1、ReplicaManager模块简介
replicaManager主要用来管理topic在本broker上的副本信息。并且读写日志的请求都是通过replicaManager进行处理的。
每个replicaManager实例都会持有一个Pool[TopicPartition, Partition]类型的allPartitions变量。Pool其实就是一个Map的封装。通过key(TopicPartition)我们可以知道这个partition的编号,以及他对应的partiton信息。
接着parition信息中有持有该partiton的各个Replica的信息,通过获取到本broker上的Replica,可以间接获取到Replica对应的Log对象实例,然后用Log对象实例来处理日志相关的读写操作。
2、ReplicaManager初始化
- ReplicaManager主要通过startup()初始化,而startup()中主要初始化了三个周期性任务:
- isr-expiration:定期判断topic-partition的isr中是否有replica因为延迟或宕机等与leader未及时同步,需要从irs列表中移除;
- isr-change-propagation:当有topic-partition的isr变更时,会触发zk接口变更,进而触发controller进行相应的isr操作;
- shutdown-idle-replica-alter-log-dirs-thread:定期关闭空闲的同步日志的副本;
2.1、maybeShrinkIs
此任务中主要做两件事,判断当前topic-partition中是否有未同步的副本,若有未同步的副本,则更新当前分区对应的isr及HW等相关信息;
主要处理流程如下:
def maybeShrinkIsr(): Unit = {
val needsIsrUpdate = inReadLock(leaderIsrUpdateLock) {
//判断是否需要进行isr的更新
//只有当前副本为leader时才进行是否有未同步的副本检查
//未同步判断:followerReplica.logEndOffset != leaderEndOffset && (currentTimeMs - followerReplica.lastCaughtUpTimeMs) > maxLagMs
needsShrinkIsr()
}
val leaderHWIncremented = needsIsrUpdate && inWriteLock(leaderIsrUpdateLock) {
leaderLogIfLocal match {
case Some(leaderLog) =>
//获取未同步的副本id列表
val outOfSyncReplicaIds = getOutOfSyncReplicas(replicaLagTimeMaxMs)
//未同步列表为空表示isr需要变更
if (outOfSyncReplicaIds.nonEmpty) {
//获取新的isr
val newInSyncReplicaIds = inSyncReplicaIds -- outOfSyncReplicaIds
assert(newInSyncReplicaIds.nonEmpty)
info("Shrinking ISR from %s to %s. Leader: (highWatermark: %d, endOffset: %d). Out of sync replicas: %s."

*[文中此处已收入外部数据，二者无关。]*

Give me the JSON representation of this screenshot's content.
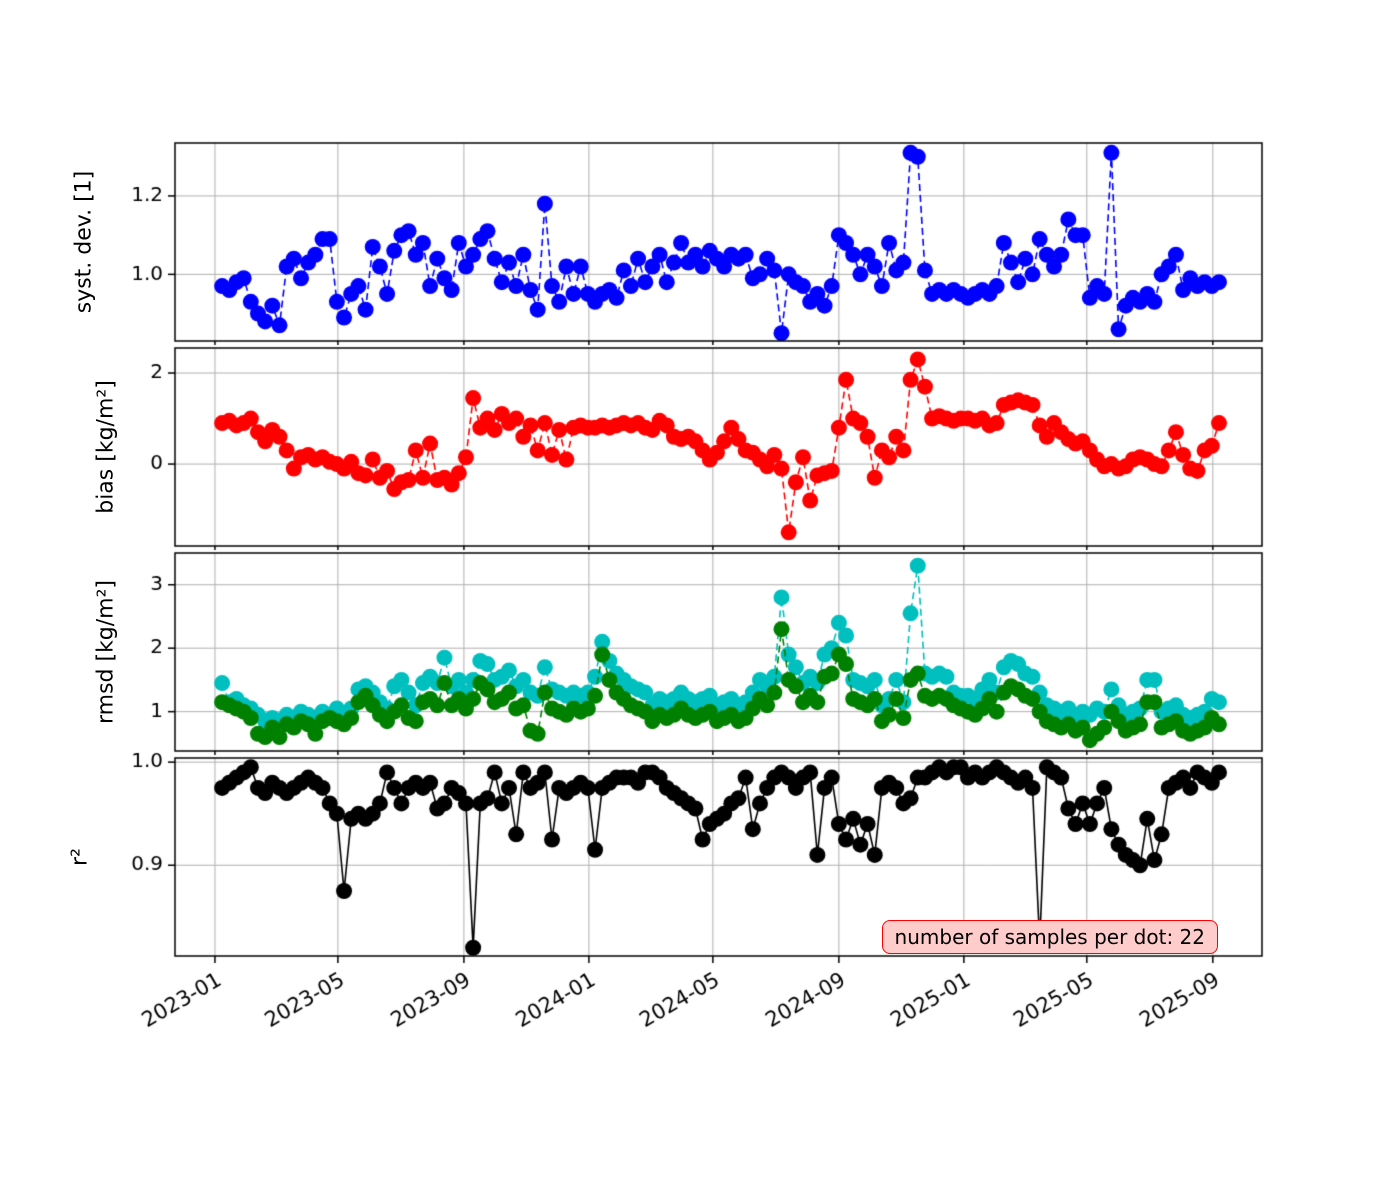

.format(inSyncReplicaIds.mkString(","),
newInSyncReplicaIds.mkString(","),
leaderLog.highWatermark,
leaderLog.logEndOffset,
outOfSyncReplicaIds.map { replicaId =>
s"(brokerId: $replicaId, endOffset: ${getReplicaOrException(replicaId).logEndOffset})"
}.mkString(" ")
)
)
// update ISR in zk and in cache
//更新zk及本地缓存的isr列表
shrinkIsr(newInSyncReplicaIds)
// we may need to increment high watermark since ISR could be down to 1
//判断是否需要更新HW值,比较分区的所有副本,获取messageOffset最小值作为新的HW
maybeIncrementLeaderHW(leaderLog)
} else {
false
}
case None => false // do nothing if no longer leader
}
}
// some delayed operations may be unblocked after HW changed
//若HW更新,立即处理一些延迟的请求,主要为DelayedProduce,DelayedFetch,DelayedDeleteRecords等
if (leaderHWIncremented)
tryCompleteDelayedRequests()
}
2.2、maybePropagateIsrChanges
方法的作用是将那些 isr 变动的 topic-partition 列表(isrChangeSet)通过 ReplicationUtils 的 propagateIsrChanges() 方法更新 zk 上,这时候 Controller 才能知道哪些 topic-partition 的 isr 发生了变动。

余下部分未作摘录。